More than 50 percent of Billiton's shares were represented in the vote.
BHP investors vote on the deal on Friday in Australia, where it has been given a rougher ride. They have questioned the disclosure of financial information about the merger and the fact that BHP would hold only a 58 percent stake in the new group - compared with some valuations that its stake should be around 65 percent.
BHP shareholders have also expressed worries that the company will move its base to Britain and lose its Australian identity, despite assurances that Melbourne will remain its headquarters, with a corporate management centre in London.
Billiton's shares ended up 1.9 percent at 359-1/4 pence.

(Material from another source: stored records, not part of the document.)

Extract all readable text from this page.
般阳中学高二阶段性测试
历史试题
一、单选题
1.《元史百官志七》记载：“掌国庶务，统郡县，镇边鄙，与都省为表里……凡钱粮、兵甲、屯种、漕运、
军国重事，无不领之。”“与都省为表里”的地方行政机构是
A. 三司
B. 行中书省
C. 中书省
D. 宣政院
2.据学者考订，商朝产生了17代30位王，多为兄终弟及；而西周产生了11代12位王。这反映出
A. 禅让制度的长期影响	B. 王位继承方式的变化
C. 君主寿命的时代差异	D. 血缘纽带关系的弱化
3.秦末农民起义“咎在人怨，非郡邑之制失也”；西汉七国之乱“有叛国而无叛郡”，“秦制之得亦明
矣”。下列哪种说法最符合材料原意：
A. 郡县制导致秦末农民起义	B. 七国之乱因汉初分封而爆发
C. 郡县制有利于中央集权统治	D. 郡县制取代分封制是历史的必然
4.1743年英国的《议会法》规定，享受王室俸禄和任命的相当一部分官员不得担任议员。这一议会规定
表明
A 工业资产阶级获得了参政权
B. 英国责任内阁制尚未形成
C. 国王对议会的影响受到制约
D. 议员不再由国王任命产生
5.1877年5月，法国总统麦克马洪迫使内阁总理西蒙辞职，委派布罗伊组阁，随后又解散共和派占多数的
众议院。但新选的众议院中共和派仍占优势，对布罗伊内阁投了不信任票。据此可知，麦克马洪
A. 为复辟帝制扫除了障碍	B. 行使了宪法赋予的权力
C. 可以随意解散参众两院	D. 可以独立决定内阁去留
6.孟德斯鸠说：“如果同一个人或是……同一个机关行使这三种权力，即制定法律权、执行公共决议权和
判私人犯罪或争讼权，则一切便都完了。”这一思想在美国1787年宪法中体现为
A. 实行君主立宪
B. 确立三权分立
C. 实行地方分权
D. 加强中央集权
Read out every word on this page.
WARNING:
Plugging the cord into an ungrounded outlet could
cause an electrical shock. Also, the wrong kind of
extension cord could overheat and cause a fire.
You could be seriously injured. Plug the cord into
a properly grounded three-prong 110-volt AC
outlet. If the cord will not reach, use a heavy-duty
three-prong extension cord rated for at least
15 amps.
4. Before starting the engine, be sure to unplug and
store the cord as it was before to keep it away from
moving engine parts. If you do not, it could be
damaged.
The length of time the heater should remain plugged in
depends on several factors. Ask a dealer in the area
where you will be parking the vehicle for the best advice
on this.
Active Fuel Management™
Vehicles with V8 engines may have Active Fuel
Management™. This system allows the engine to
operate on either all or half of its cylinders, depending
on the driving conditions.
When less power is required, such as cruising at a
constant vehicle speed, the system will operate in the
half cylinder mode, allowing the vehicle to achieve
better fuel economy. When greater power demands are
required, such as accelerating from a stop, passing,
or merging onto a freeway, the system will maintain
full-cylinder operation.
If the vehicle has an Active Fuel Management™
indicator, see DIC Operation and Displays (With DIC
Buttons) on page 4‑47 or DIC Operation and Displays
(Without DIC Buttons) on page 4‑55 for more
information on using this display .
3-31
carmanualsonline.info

They have outperformed their sector peers by about 14 percent so far this year and outstripped the FTSE by nearly 47 percent over the same period, according to Reuters data.
The merged group would retain a dual listing in London and Australia - similar to the arrangement by rival Rio Tinto Ltd/Plc - and have interests in aluminium, chrome, copper, iron ore, natural gas and oil.
It would also continue to be quoted in South Africa, where Billiton traces its roots and still has major interests.
Under the merger plan, Billiton chairman and chief executive Brian Gilbertson would become deputy chief executive of the combined group and chief executive from the end of next year.
He said the merger was a good deal for Billiton and that he believed BHP investors would back it too.
"I feel confident that this is a transaction that (BHP) shareholders will give their support to. It creates the finest combination of assets in our industry that I can conceive of," he told Reuters.
"It locates as an Australian company, a truly international company, one with exciting global projects and initiatives, so I'd be surprised if they don't come on board strongly."
Corporate governance groups have criticised Billiton's combination of the merger proposal with one triggering executive payments totalling 14.2 million shares, worth about 51 million pounds ($72 million). They would otherwise have been awarded only if Billiton had been subject to a full takeover or once it had met outperformance targets over a period of time.
The biggest beneficiary will be Gilbertson, who is entitled to 1.44 million share options, worth more than five million pounds.
The total vote on the merger resolution was a couple of percent lower than another on the structure of the new company, indicating that some shareholders had followed the advice of the Pensions Investment Research Consultants (PIRC) to abstain.
PIRC, which provides advice to institutions with about 350 billion pounds of investments, objected to the bundling of the merger resolution to changes in the incentive bonuses.
"In spite of statements to the contrary, it would appear that executives are being rewarded for completing a transaction rather than fulfilling previously disclosed performance criteria," PIRC said in a report ahead of the vote.
One retail investor who attended the shareholders' meeting on Tuesday said he had voted in favour of the merger, but was dismayed that the bonuses were being paid.
"It's a racket. You can't vote in favour of the merger but against the bonus," he said. He declined to be identified but said he owned a few thousand Billiton shares.
"I am in favour of incentives, you have to motivate (the executives), but you have to play by results, not just a deal," he said, but added that he had been pleased with Billiton's performance.
"I'm quite happy with the company as it is, but I suppose the merger makes sense. At least it's a partnership, not a takeover." ($1=.7037 Pound).